On May 22nd, at the invitation of The Beijing Bookworm, Irish writer Gavin Corbett, Hungarian writer Noemi Laszlo, Chinese writers Lu Nei and Pan Xiangli came to Yanyouji Book Store at Changning Raffles Shanghai for the 2nd China-Europe International Literary Festival. They brought readers a wonderful discussion. In the nearly ninety-minute workshop, they shared their writing experiences with readers on how to present global themes in literature and how to maintain the meaning of narratives under the trend of globalization.
In recent years, the concept of “global literature” has gradually entered our field of vision, and novel is generally considered a literary genre suitable for presenting a sense of nationality and country. This has created a problem: how does a writer combine the theme of “global” with elements of country, nation, and localism within his/her own work?
Gavin first expressed his opinion. It is not so much that he is a thinker who has “global” notion. It is better to say that he is writing with interest, rather than taking “global” as his goal in writing. As an Irishman, he is always willing to write about the plight of his people. And at the same time, he announced through his words: Ireland is not an island but has its own path of globalization. There are more and more people from this nation going out to seek a unique immigration experience and trying to experience different culture and life.
The Chinese writer Lu Nei took Orhan Pamuk’s Istanbul as an example to illustrate that the author made the city Istanbul gain continuous attention globally via his writing. While such kind of international writing, whether it is the city itself, or the people living in the city or the history of the city, is still a learning process for Chinese writers. In addition to this question, he also proposed a question: whether such kind of internationalized movement tendency existing in writing makes personal writing shallow? It remains to be explored.

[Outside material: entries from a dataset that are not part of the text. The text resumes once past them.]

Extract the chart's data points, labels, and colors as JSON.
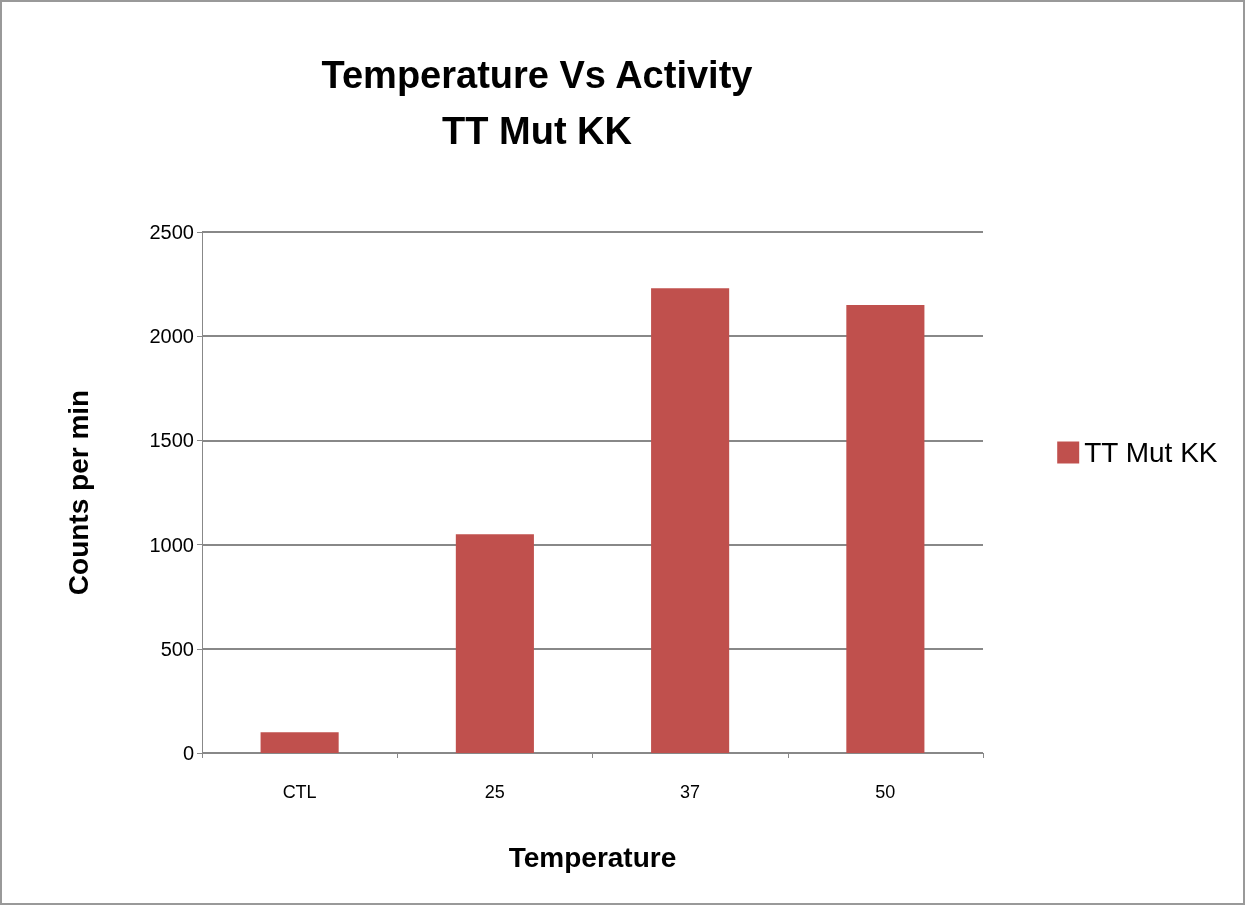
{
  "chart_data": {
    "type": "bar",
    "title": "Temperature Vs Activity\nTT Mut KK",
    "xlabel": "Temperature",
    "ylabel": "Counts per min",
    "categories": [
      "CTL",
      "25",
      "37",
      "50"
    ],
    "series": [
      {
        "name": "TT Mut KK",
        "color": "#c0504d",
        "values": [
          100,
          1050,
          2230,
          2150
        ]
      }
    ],
    "ylim": [
      0,
      2500
    ],
    "yticks": [
      0,
      500,
      1000,
      1500,
      2000,
      2500
    ],
    "grid": "y",
    "legend": "right"
  }
}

Noemi talked about her own growth experience. As a global citizen, her writing driving force come from different languages and cultural traditions and all spiritual wealth behind them. All kinds of people and things in everyday life can be creative inspiration for writers. For her, although she came from Hungary and inherited its European tradition, she recorded more of Romania because her daily life happened on this land.
From this point of view, writers can almost reach a consensus – whether novelists or poets, their writing is always rooted on the land where they live. Pan Xiangli, the other Chinese writer believed that this issue is actually related to everyone’s view of writing. The existence of a writer and his/her writing is like a tree, growing on the land where it stands. However, unlike those writers in Shaanxi and Qinghai deeply rooted in their hometown, Pan Xiangli has experienced “migration” – from Fujian Province to Shanghai. She had encountered a huge gap in culture, language and even custom. Therefore, it can be said that rooting is affirmative, and “local” has never been a geographical concept but a concept of Chinese indigenous culture. In her view, the Chinese indigenous culture is constantly changing, incorporating the temperament of modernity. Compared with “globalization”, “modernity” is more easily accepted and welcomed by writers.

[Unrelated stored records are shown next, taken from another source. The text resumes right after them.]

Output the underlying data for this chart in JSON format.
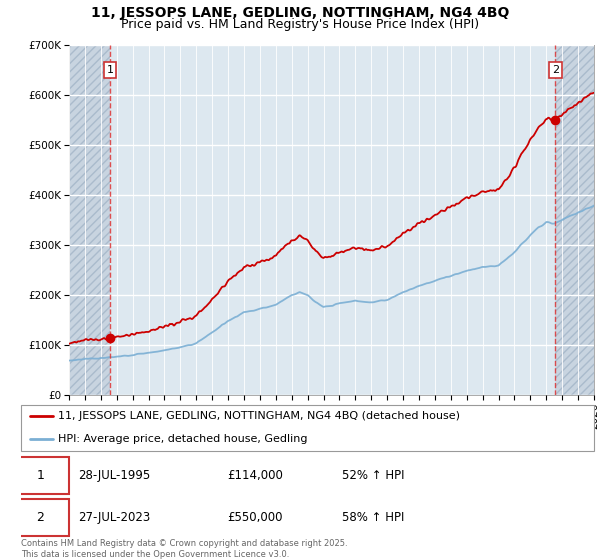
{
  "title": "11, JESSOPS LANE, GEDLING, NOTTINGHAM, NG4 4BQ",
  "subtitle": "Price paid vs. HM Land Registry's House Price Index (HPI)",
  "ylim": [
    0,
    700000
  ],
  "yticks": [
    0,
    100000,
    200000,
    300000,
    400000,
    500000,
    600000,
    700000
  ],
  "ytick_labels": [
    "£0",
    "£100K",
    "£200K",
    "£300K",
    "£400K",
    "£500K",
    "£600K",
    "£700K"
  ],
  "xlim_start": 1993,
  "xlim_end": 2026.0,
  "sale1_year": 1995.57,
  "sale1_price": 114000,
  "sale2_year": 2023.57,
  "sale2_price": 550000,
  "red_line_color": "#cc0000",
  "blue_line_color": "#7bafd4",
  "background_color": "#dde8f0",
  "hatch_bg_color": "#c8d4e0",
  "grid_color": "#ffffff",
  "legend_label_red": "11, JESSOPS LANE, GEDLING, NOTTINGHAM, NG4 4BQ (detached house)",
  "legend_label_blue": "HPI: Average price, detached house, Gedling",
  "ann1_date": "28-JUL-1995",
  "ann1_price": "£114,000",
  "ann1_hpi": "52% ↑ HPI",
  "ann2_date": "27-JUL-2023",
  "ann2_price": "£550,000",
  "ann2_hpi": "58% ↑ HPI",
  "footer": "Contains HM Land Registry data © Crown copyright and database right 2025.\nThis data is licensed under the Open Government Licence v3.0.",
  "title_fontsize": 10,
  "subtitle_fontsize": 9,
  "tick_fontsize": 7.5,
  "legend_fontsize": 8
}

Nowadays, due to the intervention and development of the Internet, more reading choices have been placed in front of readers. In such a globalized era, how do writers maintain their own narratives and arouse readers’ sympathy when the characters are from a different country?
In Gavin’s view, writers should try to capture the present, show different experiences and different levels, instead of worrying about readers’ feedback during writing. It is more important to maintain the authenticity and originality of writing. The best way to combine local stories with the global society is to write the stories of ordinary people and city living rhythm in the global context, which is the universal perspective.
Taking maps as an example, Noemi vividly illustrated that people is inclined to regard their perception as the center of the world. In fact, when people talk about literature, they do not know what is authentic and what is beautiful. Everything depends on personal values. Therefore, on the issue of global or local matter, we should base them on values, not only understanding what is authentic and what is beautiful, but also knowing who made this criterion.
Lu Nei agreed with Pan Xiangli’s opinion upon the previous question. He held the view that there exists difference between modernity and globalization. For Chinese writers, modernity is often a positive and progressive concept, while globalization is relatively ambiguous. As more and more Chinese writers gain honor in the international arena, today, Chinese writers naturally have a kind of expectation and aspiration for “global”. As far as his/her personal experience is concerned, entering the “global” field will undoubtedly bring pressure and loss to writers.
Pan Xiangli then expressed her point of view – the process of going global will encounter countless unknowns and insolvable matters. Her work has been pointed out by some readers and literary critics that its background is a standard modern metropolis, which can be replaced by New York, Tokyo and other international cities. And this may happen to be an authentic restoration. At the same time, she was utterly perplexed. The writings on contemporary urban life are often suppressed, while writings on isolated and lagging behind rural life are considered as of literary historic value. Such kind of query and negation of separation from the work itself and the scarcity of literary pedigrees is undoubtedly unreasonable.
In the end, upon Lu Nei’s view on writers going global, Noemi put forward her own understanding. In her opinion, compared with feelings of self-identification, more importantly, writers should fulfill their spiritual mission and communication from the source of inspiration.